The one caveat is how, how this all shapes up for the pharmaceutical industry, which, which we're gonna have to see some court in court cases before we, we can make any judgements there.

Rick: How, how about the VC and PE space?

Emily: I think the VC and PE space are going to respond. If you're a, if you, if you are a payer, for example, you have actuaries, you know what's going on. And, and you know what 20, 27 and beyond looks like. And you know, as part of grabbing market share. If you're a Medicare Advantage plan, to give you one example you know, that, that has to, you have to deliver a high quality experience for your plan members, and you have to keep your star ratings up so that you get your bonuses and what you will, what you will see is a, an effort to, to do that, whether that's through, you know.

Bet more timely and more careful drug, you know, delivery, mail order delivery or, [00:55:00] or that's through some other mechanism. I think that those kinds of things are, are gonna get funded. On the provider side, you're still working with less people than you need. Right now we, and we see that through, through job openings.

And you're also paying them more than you did in 2019. So you're, you're motivated towards. These types of solutions that enhance the how many hours in the day. That somebody works and how much productivity that they got out of, they get out of their workforce. Remember, healthcare, healthcare is, is not productive.

It is it, it has very little technological innovation. We talk about how great the technol, but none of it has been directed towards towards employment. And and you're gonna see some of those, and those things are gonna come out of primarily the venture space. And I think it's, it's somewhat.

Got its head screwed on a little bit better [00:56:00] after some big hits in from 21, 20 and 21. So I think we're gonna see it, it improve it, the setup is, is pretty remarkable actually. That in, I've not seen anything like this in 20, 25 years.

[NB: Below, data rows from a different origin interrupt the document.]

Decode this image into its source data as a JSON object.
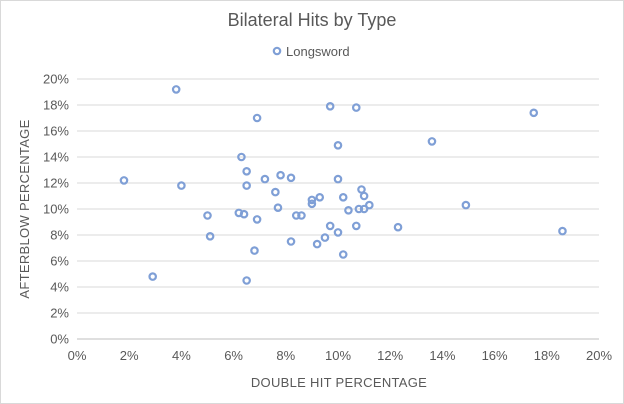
{
  "chart_data": {
    "type": "scatter",
    "title": "Bilateral Hits by Type",
    "xlabel": "DOUBLE HIT PERCENTAGE",
    "ylabel": "AFTERBLOW PERCENTAGE",
    "xlim": [
      0,
      20
    ],
    "ylim": [
      0,
      20
    ],
    "x_ticks": [
      "0%",
      "2%",
      "4%",
      "6%",
      "8%",
      "10%",
      "12%",
      "14%",
      "16%",
      "18%",
      "20%"
    ],
    "y_ticks": [
      "0%",
      "2%",
      "4%",
      "6%",
      "8%",
      "10%",
      "12%",
      "14%",
      "16%",
      "18%",
      "20%"
    ],
    "legend_position": "top",
    "grid": true,
    "series": [
      {
        "name": "Longsword",
        "color": "#7f9fd6",
        "points": [
          [
            1.8,
            12.2
          ],
          [
            2.9,
            4.8
          ],
          [
            3.8,
            19.2
          ],
          [
            4.0,
            11.8
          ],
          [
            5.0,
            9.5
          ],
          [
            5.1,
            7.9
          ],
          [
            6.2,
            9.7
          ],
          [
            6.3,
            14.0
          ],
          [
            6.4,
            9.6
          ],
          [
            6.5,
            12.9
          ],
          [
            6.5,
            11.8
          ],
          [
            6.5,
            4.5
          ],
          [
            6.8,
            6.8
          ],
          [
            6.9,
            17.0
          ],
          [
            6.9,
            9.2
          ],
          [
            7.2,
            12.3
          ],
          [
            7.6,
            11.3
          ],
          [
            7.7,
            10.1
          ],
          [
            7.8,
            12.6
          ],
          [
            8.2,
            7.5
          ],
          [
            8.2,
            12.4
          ],
          [
            8.4,
            9.5
          ],
          [
            8.6,
            9.5
          ],
          [
            9.0,
            10.7
          ],
          [
            9.0,
            10.4
          ],
          [
            9.2,
            7.3
          ],
          [
            9.3,
            10.9
          ],
          [
            9.5,
            7.8
          ],
          [
            9.7,
            17.9
          ],
          [
            9.7,
            8.7
          ],
          [
            10.0,
            12.3
          ],
          [
            10.0,
            8.2
          ],
          [
            10.0,
            14.9
          ],
          [
            10.2,
            6.5
          ],
          [
            10.2,
            10.9
          ],
          [
            10.4,
            9.9
          ],
          [
            10.7,
            8.7
          ],
          [
            10.7,
            17.8
          ],
          [
            10.8,
            10.0
          ],
          [
            10.9,
            11.5
          ],
          [
            11.0,
            11.0
          ],
          [
            11.0,
            10.0
          ],
          [
            11.2,
            10.3
          ],
          [
            12.3,
            8.6
          ],
          [
            13.6,
            15.2
          ],
          [
            14.9,
            10.3
          ],
          [
            17.5,
            17.4
          ],
          [
            18.6,
            8.3
          ]
        ]
      }
    ]
  }
}
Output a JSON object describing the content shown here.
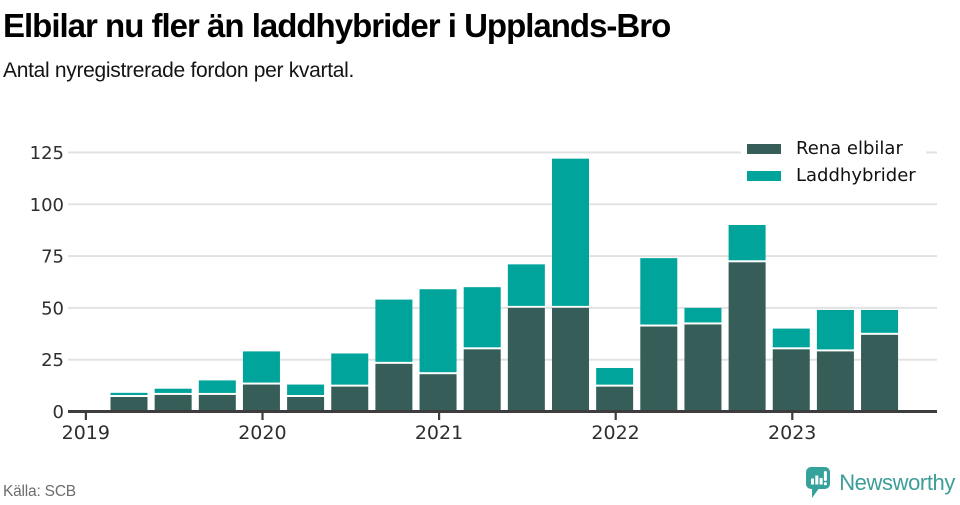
{
  "header": {
    "title": "Elbilar nu fler än laddhybrider i Upplands-Bro",
    "subtitle": "Antal nyregistrerade fordon per kvartal."
  },
  "chart_data": {
    "type": "bar",
    "stacked": true,
    "title": "Elbilar nu fler än laddhybrider i Upplands-Bro",
    "subtitle": "Antal nyregistrerade fordon per kvartal.",
    "categories": [
      "2019 Q2",
      "2019 Q3",
      "2019 Q4",
      "2020 Q1",
      "2020 Q2",
      "2020 Q3",
      "2020 Q4",
      "2021 Q1",
      "2021 Q2",
      "2021 Q3",
      "2021 Q4",
      "2022 Q1",
      "2022 Q2",
      "2022 Q3",
      "2022 Q4",
      "2023 Q1",
      "2023 Q2",
      "2023 Q3"
    ],
    "series": [
      {
        "name": "Rena elbilar",
        "color": "#365d58",
        "values": [
          7,
          8,
          8,
          13,
          7,
          12,
          23,
          18,
          30,
          50,
          50,
          12,
          41,
          42,
          72,
          30,
          29,
          37
        ]
      },
      {
        "name": "Laddhybrider",
        "color": "#00a49a",
        "values": [
          2,
          3,
          7,
          16,
          6,
          16,
          31,
          41,
          30,
          21,
          72,
          9,
          33,
          8,
          18,
          10,
          20,
          12
        ]
      }
    ],
    "xlabel": "",
    "ylabel": "",
    "ylim": [
      0,
      125
    ],
    "yticks": [
      0,
      25,
      50,
      75,
      100,
      125
    ],
    "xticks": [
      "2019",
      "2020",
      "2021",
      "2022",
      "2023"
    ],
    "grid": true,
    "legend_position": "top-right"
  },
  "footer": {
    "source": "Källa: SCB",
    "brand": "Newsworthy"
  },
  "colors": {
    "grid": "#e2e2e2",
    "axis": "#3d3d3d",
    "tick_label": "#2e2e2e",
    "brand_teal": "#35a29b"
  }
}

Rick: The, that sounds I, I'll tell you, I think a lot of folks. Our listeners are gonna be hanging on to that, Emily, and we're gonna have to have you back for a, for an update

Emily: Can I, can I add one caveat please. If you are running a small, mid-size regional hospital, you really need to get your act together in terms of innovation, in terms of, you know, getting your work, your workforce, and your workflows optimized. This is not 2019.

Rick: do they get acquired?

Emily: They get acquired or they get or they get shut down.

You know, we're seeing the Steward Health in Boston, for example. There's other reasons for their [00:57:00] problems, but but, but we're, we're gonna see some, we're definitely gonna see some consolidation and we might see some closures, but a lot of those closures are gonna be because senior leaders have not looked at their.

You know, for example, labor shortages and higher cost of labor and gone, okay, how do I make each of these people get the most out of the workday? You know? And that's 'cause they've never had to, and now they do. And if they don't, then they'll be left behind.

Rick: Great insight from Emily Evans. Emily, thank you so much for being on the show. I'm gonna have you back. Should have done this a while ago. There, I think there's gonna be a regular spot for us to hit some, some really important topics moving forward. So on

Emily: Happy.

Rick: audience, our listeners, thank you so much.

Really appreciate it.

Emily: Oh, I'm so glad to have been spent this [00:58:00] part of my day with you, so looking forward to seeing you again.

Rick: We'll do it again. Okay. Thank you everyone for tuning into the Healthcare Nation Podcast.